After a successful pilot project, Phoenix Technologies International LLC is investing $2.8 million in its Bowling Green, Ohio, plant to produce an additional 10 million pounds of food-grade recycled PET pellets a year, starting in mid-January.
That expansion will boost annual PET recycling capacity at the 120,000-square-foot plant to 90 million pounds. The new line will make the company's second-generation food-grade pellet, which Phoenix has dubbed LNO.
The Food and Drug Administration gave the company a letter of nonobjection for the material two months ago.
``It is a game-changing technology in the recycling business because it improves the quality and yield of the product, and it reduces the carbon footprint, energy requirements and total manufacturing costs,'' Phoenix Presi- dent Robert Deardurff said in a Sept. 25 telephone interview. ``We will be able to convert a flake into a pellet without going through an extrusion process.''
The proprietary technology for the new reprocessing line was developed in conjunction with its parent company, Plastic Technologies Inc. It includes a patented process for how the pellets are made, as well as a way to reduce the decontamination time from four hours to less than one. The process compacts a fine- grind powder into pellets that offer exceptionally low levels of acetaldehyde, sometimes even below that of virgin resins.
Phoenix is the manufacturing arm of Holland, Ohio-based Plastics Technologies.
The technology, along with its small physical footprint, also will enable Phoenix to cut transportation costs by allowing it to recycle locally with smaller plants strategically located near sources of supply, Deardurff said.
``This technology provides a solution to the specific need for a smaller-volume plant that can be economically viable,'' Deardurff said. ``The continued increase in the cost of transportation has become a major cost to recyclers. This gives us the capacity to collect material locally, convert materially locally and consume it locally.''
Deardurff said Phoenix is ``actively working'' to license the technology, predominantly internationally. He also said Phoenix hopes to develop partnerships, and possibly joint ventures, with companies in Canada and the United States for use of the recycling technology.
``We plan to be involved in the manufacturing,'' in those alliances, he said.
Deardurff said the technology can improve yields by more than 10 percent, cut energy use by 25 percent or more and reduce operating costs by at least 15 percent.
Phoenix will continue to get most of its material from curbside collections, as it has in the past, as the process enables the firm to use ``a whole range of PET packaging, including both non-food and food containers'' to make its LNO resins, he said.

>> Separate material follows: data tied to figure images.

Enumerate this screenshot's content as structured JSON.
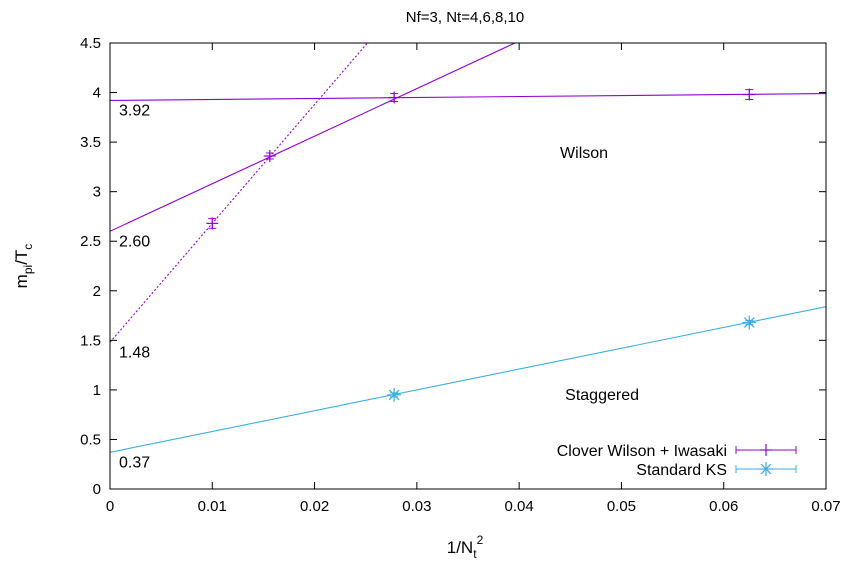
{
  "chart_data": {
    "type": "scatter",
    "title": "Nf=3, Nt=4,6,8,10",
    "xlabel": {
      "base": "1/N",
      "sub": "t",
      "sup": "2"
    },
    "ylabel": {
      "base": "m",
      "sub": "pi",
      "mid": "/T",
      "sub2": "c"
    },
    "xlim": [
      0,
      0.07
    ],
    "ylim": [
      0,
      4.5
    ],
    "x_ticks": [
      "0",
      "0.01",
      "0.02",
      "0.03",
      "0.04",
      "0.05",
      "0.06",
      "0.07"
    ],
    "y_ticks": [
      "0",
      "0.5",
      "1",
      "1.5",
      "2",
      "2.5",
      "3",
      "3.5",
      "4",
      "4.5"
    ],
    "grid": false,
    "legend_position": "bottom-right",
    "series": [
      {
        "name": "Clover Wilson + Iwasaki",
        "color": "#9400d3",
        "marker": "plus",
        "points": [
          {
            "x": 0.01,
            "y": 2.68,
            "err": 0.05
          },
          {
            "x": 0.015625,
            "y": 3.36,
            "err": 0.03
          },
          {
            "x": 0.027778,
            "y": 3.95,
            "err": 0.04
          },
          {
            "x": 0.0625,
            "y": 3.98,
            "err": 0.05
          }
        ]
      },
      {
        "name": "Standard KS",
        "color": "#3daee0",
        "marker": "star",
        "points": [
          {
            "x": 0.027778,
            "y": 0.95,
            "err": 0.02
          },
          {
            "x": 0.0625,
            "y": 1.68,
            "err": 0.02
          }
        ]
      }
    ],
    "fit_lines": [
      {
        "series": "Clover Wilson + Iwasaki",
        "style": "solid",
        "intercept": 3.92,
        "slope": 1.0
      },
      {
        "series": "Clover Wilson + Iwasaki",
        "style": "solid",
        "intercept": 2.6,
        "slope": 48.0
      },
      {
        "series": "Clover Wilson + Iwasaki",
        "style": "dotted",
        "intercept": 1.48,
        "slope": 120.0
      },
      {
        "series": "Standard KS",
        "style": "solid",
        "intercept": 0.37,
        "slope": 21.0
      }
    ],
    "annotations": [
      {
        "text": "3.92",
        "x": 0.0,
        "y": 3.92
      },
      {
        "text": "2.60",
        "x": 0.0,
        "y": 2.6
      },
      {
        "text": "1.48",
        "x": 0.0,
        "y": 1.48
      },
      {
        "text": "0.37",
        "x": 0.0,
        "y": 0.37
      },
      {
        "text": "Wilson",
        "x": 0.044,
        "y": 3.39
      },
      {
        "text": "Staggered",
        "x": 0.0445,
        "y": 0.95
      }
    ]
  }
}
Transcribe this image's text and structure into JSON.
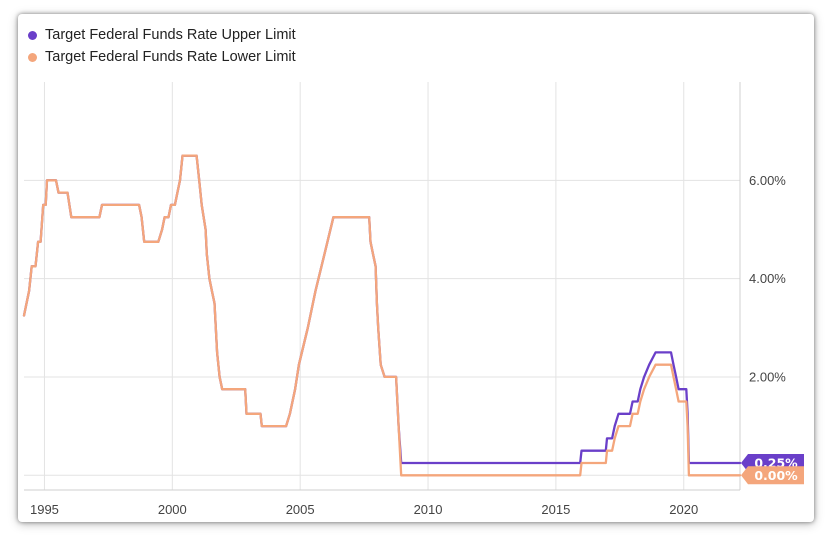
{
  "chart_data": {
    "type": "line",
    "title": "",
    "xlabel": "",
    "ylabel": "",
    "xlim": [
      1994.2,
      2022.2
    ],
    "ylim": [
      -0.3,
      8.0
    ],
    "x_ticks": [
      1995,
      2000,
      2005,
      2010,
      2015,
      2020
    ],
    "x_tick_labels": [
      "1995",
      "2000",
      "2005",
      "2010",
      "2015",
      "2020"
    ],
    "y_ticks": [
      2,
      4,
      6
    ],
    "y_tick_labels": [
      "2.00%",
      "4.00%",
      "6.00%"
    ],
    "grid": true,
    "legend_position": "top-left",
    "series": [
      {
        "name": "Target Federal Funds Rate Upper Limit",
        "color": "#6a3fc9",
        "end_label": "0.25%",
        "points": [
          [
            1994.2,
            3.25
          ],
          [
            1994.4,
            3.75
          ],
          [
            1994.5,
            4.25
          ],
          [
            1994.65,
            4.25
          ],
          [
            1994.75,
            4.75
          ],
          [
            1994.85,
            4.75
          ],
          [
            1994.95,
            5.5
          ],
          [
            1995.05,
            5.5
          ],
          [
            1995.1,
            6.0
          ],
          [
            1995.45,
            6.0
          ],
          [
            1995.55,
            5.75
          ],
          [
            1995.9,
            5.75
          ],
          [
            1996.05,
            5.25
          ],
          [
            1997.15,
            5.25
          ],
          [
            1997.25,
            5.5
          ],
          [
            1998.7,
            5.5
          ],
          [
            1998.8,
            5.25
          ],
          [
            1998.9,
            4.75
          ],
          [
            1999.45,
            4.75
          ],
          [
            1999.6,
            5.0
          ],
          [
            1999.7,
            5.25
          ],
          [
            1999.85,
            5.25
          ],
          [
            1999.95,
            5.5
          ],
          [
            2000.1,
            5.5
          ],
          [
            2000.2,
            5.75
          ],
          [
            2000.3,
            6.0
          ],
          [
            2000.4,
            6.5
          ],
          [
            2000.95,
            6.5
          ],
          [
            2001.05,
            6.0
          ],
          [
            2001.15,
            5.5
          ],
          [
            2001.3,
            5.0
          ],
          [
            2001.35,
            4.5
          ],
          [
            2001.45,
            4.0
          ],
          [
            2001.55,
            3.75
          ],
          [
            2001.65,
            3.5
          ],
          [
            2001.7,
            3.0
          ],
          [
            2001.75,
            2.5
          ],
          [
            2001.85,
            2.0
          ],
          [
            2001.95,
            1.75
          ],
          [
            2002.85,
            1.75
          ],
          [
            2002.9,
            1.25
          ],
          [
            2003.45,
            1.25
          ],
          [
            2003.5,
            1.0
          ],
          [
            2004.45,
            1.0
          ],
          [
            2004.6,
            1.25
          ],
          [
            2004.7,
            1.5
          ],
          [
            2004.8,
            1.75
          ],
          [
            2004.95,
            2.25
          ],
          [
            2005.3,
            3.0
          ],
          [
            2005.6,
            3.75
          ],
          [
            2005.95,
            4.5
          ],
          [
            2006.3,
            5.25
          ],
          [
            2007.7,
            5.25
          ],
          [
            2007.75,
            4.75
          ],
          [
            2007.85,
            4.5
          ],
          [
            2007.95,
            4.25
          ],
          [
            2008.0,
            3.5
          ],
          [
            2008.05,
            3.0
          ],
          [
            2008.15,
            2.25
          ],
          [
            2008.3,
            2.0
          ],
          [
            2008.75,
            2.0
          ],
          [
            2008.85,
            1.0
          ],
          [
            2008.95,
            0.25
          ],
          [
            2015.95,
            0.25
          ],
          [
            2016.0,
            0.5
          ],
          [
            2016.95,
            0.5
          ],
          [
            2017.0,
            0.75
          ],
          [
            2017.2,
            0.75
          ],
          [
            2017.3,
            1.0
          ],
          [
            2017.45,
            1.25
          ],
          [
            2017.9,
            1.25
          ],
          [
            2018.0,
            1.5
          ],
          [
            2018.2,
            1.5
          ],
          [
            2018.3,
            1.75
          ],
          [
            2018.45,
            2.0
          ],
          [
            2018.65,
            2.25
          ],
          [
            2018.9,
            2.5
          ],
          [
            2019.5,
            2.5
          ],
          [
            2019.6,
            2.25
          ],
          [
            2019.7,
            2.0
          ],
          [
            2019.8,
            1.75
          ],
          [
            2020.1,
            1.75
          ],
          [
            2020.15,
            1.25
          ],
          [
            2020.2,
            0.25
          ],
          [
            2022.2,
            0.25
          ]
        ]
      },
      {
        "name": "Target Federal Funds Rate Lower Limit",
        "color": "#f4a67c",
        "end_label": "0.00%",
        "points": [
          [
            1994.2,
            3.25
          ],
          [
            1994.4,
            3.75
          ],
          [
            1994.5,
            4.25
          ],
          [
            1994.65,
            4.25
          ],
          [
            1994.75,
            4.75
          ],
          [
            1994.85,
            4.75
          ],
          [
            1994.95,
            5.5
          ],
          [
            1995.05,
            5.5
          ],
          [
            1995.1,
            6.0
          ],
          [
            1995.45,
            6.0
          ],
          [
            1995.55,
            5.75
          ],
          [
            1995.9,
            5.75
          ],
          [
            1996.05,
            5.25
          ],
          [
            1997.15,
            5.25
          ],
          [
            1997.25,
            5.5
          ],
          [
            1998.7,
            5.5
          ],
          [
            1998.8,
            5.25
          ],
          [
            1998.9,
            4.75
          ],
          [
            1999.45,
            4.75
          ],
          [
            1999.6,
            5.0
          ],
          [
            1999.7,
            5.25
          ],
          [
            1999.85,
            5.25
          ],
          [
            1999.95,
            5.5
          ],
          [
            2000.1,
            5.5
          ],
          [
            2000.2,
            5.75
          ],
          [
            2000.3,
            6.0
          ],
          [
            2000.4,
            6.5
          ],
          [
            2000.95,
            6.5
          ],
          [
            2001.05,
            6.0
          ],
          [
            2001.15,
            5.5
          ],
          [
            2001.3,
            5.0
          ],
          [
            2001.35,
            4.5
          ],
          [
            2001.45,
            4.0
          ],
          [
            2001.55,
            3.75
          ],
          [
            2001.65,
            3.5
          ],
          [
            2001.7,
            3.0
          ],
          [
            2001.75,
            2.5
          ],
          [
            2001.85,
            2.0
          ],
          [
            2001.95,
            1.75
          ],
          [
            2002.85,
            1.75
          ],
          [
            2002.9,
            1.25
          ],
          [
            2003.45,
            1.25
          ],
          [
            2003.5,
            1.0
          ],
          [
            2004.45,
            1.0
          ],
          [
            2004.6,
            1.25
          ],
          [
            2004.7,
            1.5
          ],
          [
            2004.8,
            1.75
          ],
          [
            2004.95,
            2.25
          ],
          [
            2005.3,
            3.0
          ],
          [
            2005.6,
            3.75
          ],
          [
            2005.95,
            4.5
          ],
          [
            2006.3,
            5.25
          ],
          [
            2007.7,
            5.25
          ],
          [
            2007.75,
            4.75
          ],
          [
            2007.85,
            4.5
          ],
          [
            2007.95,
            4.25
          ],
          [
            2008.0,
            3.5
          ],
          [
            2008.05,
            3.0
          ],
          [
            2008.15,
            2.25
          ],
          [
            2008.3,
            2.0
          ],
          [
            2008.75,
            2.0
          ],
          [
            2008.85,
            1.0
          ],
          [
            2008.95,
            0.0
          ],
          [
            2015.95,
            0.0
          ],
          [
            2016.0,
            0.25
          ],
          [
            2016.95,
            0.25
          ],
          [
            2017.0,
            0.5
          ],
          [
            2017.2,
            0.5
          ],
          [
            2017.3,
            0.75
          ],
          [
            2017.45,
            1.0
          ],
          [
            2017.9,
            1.0
          ],
          [
            2018.0,
            1.25
          ],
          [
            2018.2,
            1.25
          ],
          [
            2018.3,
            1.5
          ],
          [
            2018.45,
            1.75
          ],
          [
            2018.65,
            2.0
          ],
          [
            2018.9,
            2.25
          ],
          [
            2019.5,
            2.25
          ],
          [
            2019.6,
            2.0
          ],
          [
            2019.7,
            1.75
          ],
          [
            2019.8,
            1.5
          ],
          [
            2020.1,
            1.5
          ],
          [
            2020.15,
            1.0
          ],
          [
            2020.2,
            0.0
          ],
          [
            2022.2,
            0.0
          ]
        ]
      }
    ]
  }
}
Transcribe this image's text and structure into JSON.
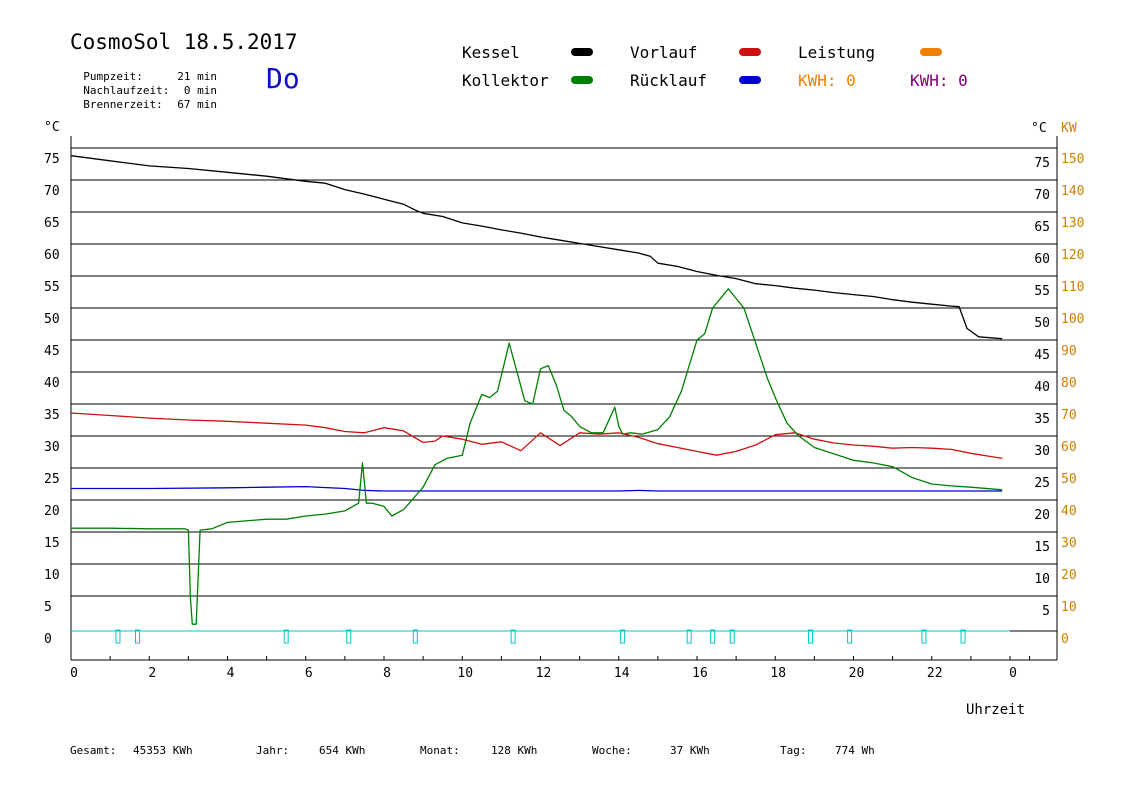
{
  "header": {
    "title": "CosmoSol 18.5.2017",
    "weekday": "Do",
    "info": [
      {
        "label": "Pumpzeit:",
        "value": "21 min"
      },
      {
        "label": "Nachlaufzeit:",
        "value": "0 min"
      },
      {
        "label": "Brennerzeit:",
        "value": "67 min"
      }
    ]
  },
  "legend": {
    "kessel": "Kessel",
    "kollektor": "Kollektor",
    "vorlauf": "Vorlauf",
    "ruecklauf": "Rücklauf",
    "leistung": "Leistung",
    "kwh1": "KWH: 0",
    "kwh2": "KWH: 0"
  },
  "footer": {
    "gesamt_label": "Gesamt:",
    "gesamt_value": "45353 KWh",
    "jahr_label": "Jahr:",
    "jahr_value": "654 KWh",
    "monat_label": "Monat:",
    "monat_value": "128 KWh",
    "woche_label": "Woche:",
    "woche_value": "37 KWh",
    "tag_label": "Tag:",
    "tag_value": "774 Wh"
  },
  "colors": {
    "kessel": "#000000",
    "kollektor": "#008000",
    "vorlauf": "#d01010",
    "ruecklauf": "#0000d0",
    "leistung": "#f08000",
    "kwh2": "#800080",
    "pump": "#00c8c8",
    "axis_kw": "#d08000"
  },
  "chart_data": {
    "type": "line",
    "xlabel": "Uhrzeit",
    "ylabel_left": "°C",
    "ylabel_right_1": "°C",
    "ylabel_right_2": "KW",
    "xlim": [
      0,
      24
    ],
    "ylim": [
      0,
      75
    ],
    "x_tick_labels": [
      "0",
      "2",
      "4",
      "6",
      "8",
      "10",
      "12",
      "14",
      "16",
      "18",
      "20",
      "22",
      "0"
    ],
    "y_tick_labels": [
      "0",
      "5",
      "10",
      "15",
      "20",
      "25",
      "30",
      "35",
      "40",
      "45",
      "50",
      "55",
      "60",
      "65",
      "70",
      "75"
    ],
    "y2_tick_labels": [
      "0",
      "10",
      "20",
      "30",
      "40",
      "50",
      "60",
      "70",
      "80",
      "90",
      "100",
      "110",
      "120",
      "130",
      "140",
      "150"
    ],
    "series": [
      {
        "name": "Kessel",
        "color": "#000000",
        "x": [
          0,
          1,
          2,
          3,
          4,
          5,
          6,
          6.5,
          7,
          7.5,
          8,
          8.5,
          8.8,
          9,
          9.5,
          10,
          10.5,
          11,
          11.5,
          12,
          12.5,
          13,
          13.5,
          14,
          14.5,
          14.8,
          15,
          15.5,
          16,
          16.5,
          17,
          17.5,
          18,
          18.5,
          19,
          19.5,
          20,
          20.5,
          21,
          21.5,
          22,
          22.5,
          22.7,
          22.9,
          23.2,
          23.8
        ],
        "y": [
          73.8,
          73,
          72.2,
          71.8,
          71.2,
          70.6,
          69.8,
          69.5,
          68.5,
          67.8,
          67,
          66.2,
          65.3,
          64.8,
          64.3,
          63.3,
          62.8,
          62.2,
          61.7,
          61.1,
          60.6,
          60.1,
          59.6,
          59.1,
          58.6,
          58.1,
          57,
          56.5,
          55.7,
          55.1,
          54.6,
          53.8,
          53.5,
          53.1,
          52.8,
          52.4,
          52.1,
          51.8,
          51.3,
          50.9,
          50.6,
          50.3,
          50.2,
          46.8,
          45.5,
          45.2
        ]
      },
      {
        "name": "Kollektor",
        "color": "#008000",
        "x": [
          0,
          1,
          2,
          2.9,
          3,
          3.05,
          3.1,
          3.2,
          3.3,
          3.6,
          4,
          5,
          5.5,
          6,
          6.5,
          7,
          7.2,
          7.35,
          7.45,
          7.55,
          7.7,
          8,
          8.2,
          8.5,
          9,
          9.3,
          9.6,
          10,
          10.2,
          10.5,
          10.7,
          10.9,
          11.2,
          11.4,
          11.6,
          11.8,
          12,
          12.2,
          12.4,
          12.6,
          12.8,
          13,
          13.3,
          13.6,
          13.9,
          14,
          14.1,
          14.3,
          14.6,
          15,
          15.3,
          15.6,
          15.8,
          16,
          16.2,
          16.4,
          16.6,
          16.8,
          17,
          17.2,
          17.5,
          17.8,
          18,
          18.3,
          18.6,
          19,
          19.5,
          20,
          20.5,
          21,
          21.5,
          22,
          22.5,
          23,
          23.8
        ],
        "y": [
          15.6,
          15.6,
          15.5,
          15.5,
          15.3,
          5,
          0.6,
          0.6,
          15.3,
          15.5,
          16.5,
          17,
          17,
          17.5,
          17.8,
          18.3,
          19,
          19.5,
          25.8,
          19.5,
          19.5,
          19,
          17.5,
          18.5,
          22,
          25.5,
          26.5,
          27,
          32,
          36.5,
          36,
          37,
          44.5,
          40,
          35.5,
          35,
          40.5,
          41,
          38,
          34,
          33,
          31.5,
          30.5,
          30.5,
          34.5,
          31.5,
          30.3,
          30.5,
          30.3,
          31,
          33,
          37,
          41,
          45,
          46,
          50,
          51.5,
          53,
          51.5,
          50,
          44.5,
          39,
          36,
          32,
          30,
          28.2,
          27.2,
          26.2,
          25.8,
          25.2,
          23.5,
          22.5,
          22.2,
          22,
          21.6
        ]
      },
      {
        "name": "Vorlauf",
        "color": "#d01010",
        "x": [
          0,
          1,
          2,
          3,
          4,
          5,
          6,
          6.5,
          7,
          7.5,
          8,
          8.5,
          9,
          9.3,
          9.5,
          10,
          10.5,
          11,
          11.5,
          12,
          12.5,
          13,
          13.5,
          14,
          14.5,
          15,
          15.5,
          16,
          16.5,
          17,
          17.5,
          18,
          18.5,
          19,
          19.5,
          20,
          20.5,
          21,
          21.5,
          22,
          22.5,
          23,
          23.8
        ],
        "y": [
          33.6,
          33.2,
          32.8,
          32.5,
          32.3,
          32,
          31.7,
          31.3,
          30.7,
          30.5,
          31.3,
          30.8,
          29,
          29.2,
          30,
          29.5,
          28.7,
          29.1,
          27.7,
          30.5,
          28.5,
          30.5,
          30.3,
          30.5,
          29.8,
          28.8,
          28.2,
          27.6,
          27,
          27.6,
          28.6,
          30.2,
          30.5,
          29.5,
          28.9,
          28.6,
          28.4,
          28.1,
          28.2,
          28.1,
          27.9,
          27.3,
          26.5
        ]
      },
      {
        "name": "Rücklauf",
        "color": "#0000d0",
        "x": [
          0,
          2,
          4,
          5,
          6,
          7,
          7.5,
          8,
          9,
          10,
          12,
          14,
          14.5,
          15,
          16,
          18,
          20,
          22,
          23.8
        ],
        "y": [
          21.8,
          21.8,
          21.9,
          22,
          22.1,
          21.8,
          21.5,
          21.4,
          21.4,
          21.4,
          21.4,
          21.4,
          21.5,
          21.4,
          21.4,
          21.4,
          21.4,
          21.4,
          21.4
        ]
      },
      {
        "name": "Leistung",
        "color": "#f08000",
        "x": [],
        "y": []
      }
    ],
    "pump_baseline": 0,
    "pump_pulses": [
      1.2,
      1.7,
      5.5,
      7.1,
      8.8,
      11.3,
      14.1,
      15.8,
      16.4,
      16.9,
      18.9,
      19.9,
      21.8,
      22.8
    ]
  }
}
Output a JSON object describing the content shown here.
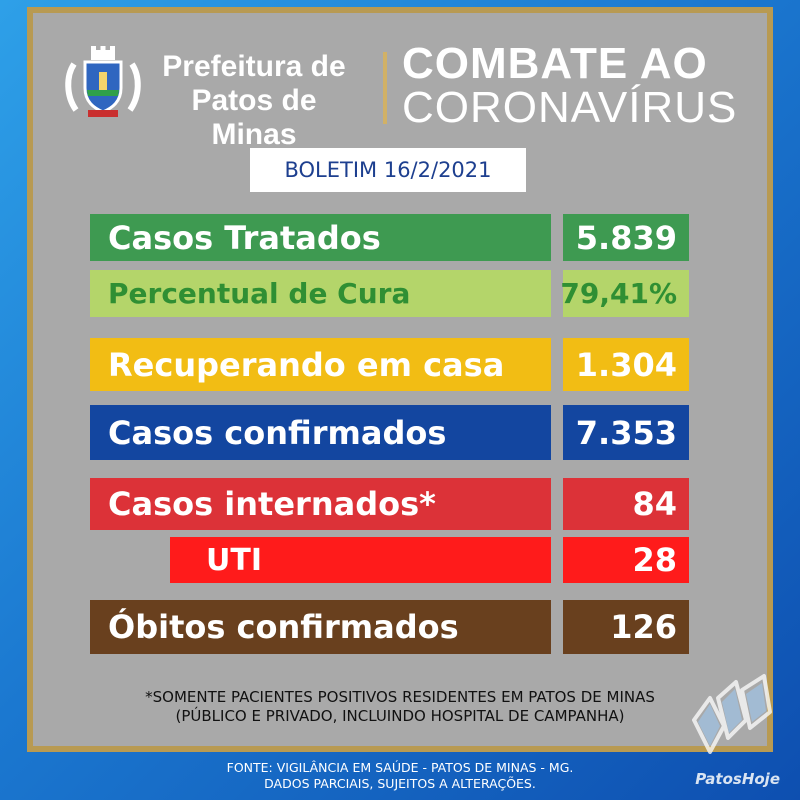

``There is continued and growing demand for recycled resins,'' Deardurff said. ``We need to find economic solutions that work and this is part of that. This will give us a competitive advantage in lower costs and higher yields.''
Deardurff said the new food-grade line would reach full capacity roughly three weeks after it begins to run. The company is adding seven workers because of the expansion, bringing its workforce to 78, he said. The plant makes food-grade and nonfood-grade recycled PET resins.